Absolutely agreed on all counts. I am cynical as well. Oatmeal good, maybe not, coffee bad, maybe not. Nutritionism is a particularly inexact discipline.
OTOH, one thing we have
determined is that trans-fats and hydrogenated oils (both of which are industrially and artificially produced) are significant contributors to heart disease.
As for the discussion at hand. I'm in no way saying all cancer is self inflicted. Unless I missread you post, you were arguing that the bismark system was better and listed off a bunch of different stats i should look at. To which I replied, I don't buy that those different stats would be a good indication of the quality or lack of quality in comparison of a certain system. One of the things you listed were cancer rates. And this is where I said that I don't think hospitals have anything to do with person x catching cancer...
Again, I agree. There is a larger picture that has to be taken into consideration. Among the variables are: Incidence of cancers, heart disease and diabetes; rates of cure of each of those; known or implied causes; cost per capita of either prevention or cure, etc. (Oh krikey, I just used semi-colons...)

In each of those situations, however, it is arguable whether the US is better at treatment than the "competition" and it is arguable as well, at what comparitive overall societal cost.
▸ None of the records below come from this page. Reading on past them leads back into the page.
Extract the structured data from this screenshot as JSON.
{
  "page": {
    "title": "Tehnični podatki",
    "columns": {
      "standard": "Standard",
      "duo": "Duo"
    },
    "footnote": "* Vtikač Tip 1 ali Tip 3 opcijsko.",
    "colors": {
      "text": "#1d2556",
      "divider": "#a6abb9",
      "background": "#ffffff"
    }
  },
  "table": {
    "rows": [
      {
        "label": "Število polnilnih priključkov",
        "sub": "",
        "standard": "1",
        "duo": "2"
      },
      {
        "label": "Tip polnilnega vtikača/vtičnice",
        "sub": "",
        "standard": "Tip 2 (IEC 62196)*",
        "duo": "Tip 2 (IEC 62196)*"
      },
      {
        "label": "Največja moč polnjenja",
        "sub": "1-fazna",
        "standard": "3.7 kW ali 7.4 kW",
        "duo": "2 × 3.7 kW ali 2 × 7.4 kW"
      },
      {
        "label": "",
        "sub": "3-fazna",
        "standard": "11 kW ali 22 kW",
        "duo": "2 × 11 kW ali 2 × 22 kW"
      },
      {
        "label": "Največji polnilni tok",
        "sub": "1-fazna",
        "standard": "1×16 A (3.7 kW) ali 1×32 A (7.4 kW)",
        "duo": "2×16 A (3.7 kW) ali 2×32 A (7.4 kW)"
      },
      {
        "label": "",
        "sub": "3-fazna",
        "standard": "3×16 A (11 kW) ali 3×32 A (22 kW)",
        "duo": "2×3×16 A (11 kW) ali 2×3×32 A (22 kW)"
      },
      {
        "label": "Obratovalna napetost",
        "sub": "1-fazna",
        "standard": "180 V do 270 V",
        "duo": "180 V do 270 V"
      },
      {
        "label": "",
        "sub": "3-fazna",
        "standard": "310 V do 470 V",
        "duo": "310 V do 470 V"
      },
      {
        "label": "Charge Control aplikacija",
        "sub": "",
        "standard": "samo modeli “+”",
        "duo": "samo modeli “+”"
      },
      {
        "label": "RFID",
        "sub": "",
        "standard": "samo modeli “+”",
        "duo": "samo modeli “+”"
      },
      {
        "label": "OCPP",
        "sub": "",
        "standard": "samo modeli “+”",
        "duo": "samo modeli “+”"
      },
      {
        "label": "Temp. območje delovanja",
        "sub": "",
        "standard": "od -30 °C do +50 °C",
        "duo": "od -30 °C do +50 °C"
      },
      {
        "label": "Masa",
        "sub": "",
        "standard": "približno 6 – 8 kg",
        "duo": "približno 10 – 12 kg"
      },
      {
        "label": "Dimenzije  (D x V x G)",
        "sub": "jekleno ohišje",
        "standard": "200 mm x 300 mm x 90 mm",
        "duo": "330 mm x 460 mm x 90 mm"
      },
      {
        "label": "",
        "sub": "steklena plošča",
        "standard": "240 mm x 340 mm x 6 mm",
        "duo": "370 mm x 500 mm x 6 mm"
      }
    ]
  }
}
It is also worth considering whether an Oz. of prevention is really worth a Lb. of cure. E.g. Wonder Bread helps "build a body 8 ways™." Trouble is, unbleached wheat flour contains 23 naturally occuring vitamins, minerals and amino acids, all of which the bleaching process removes. Almost 1/3 of them are then replaced with chemically manufactured substitutes, most of which are artificially produced right hand, vs. naturally occuring left hand, molecules. Cyclamates and saccharides are generally mirror images of naturally occuring molecules. The tongue (sorta) can't tell the difference, but the body has no idea how to process it. Good thing, or bad thing?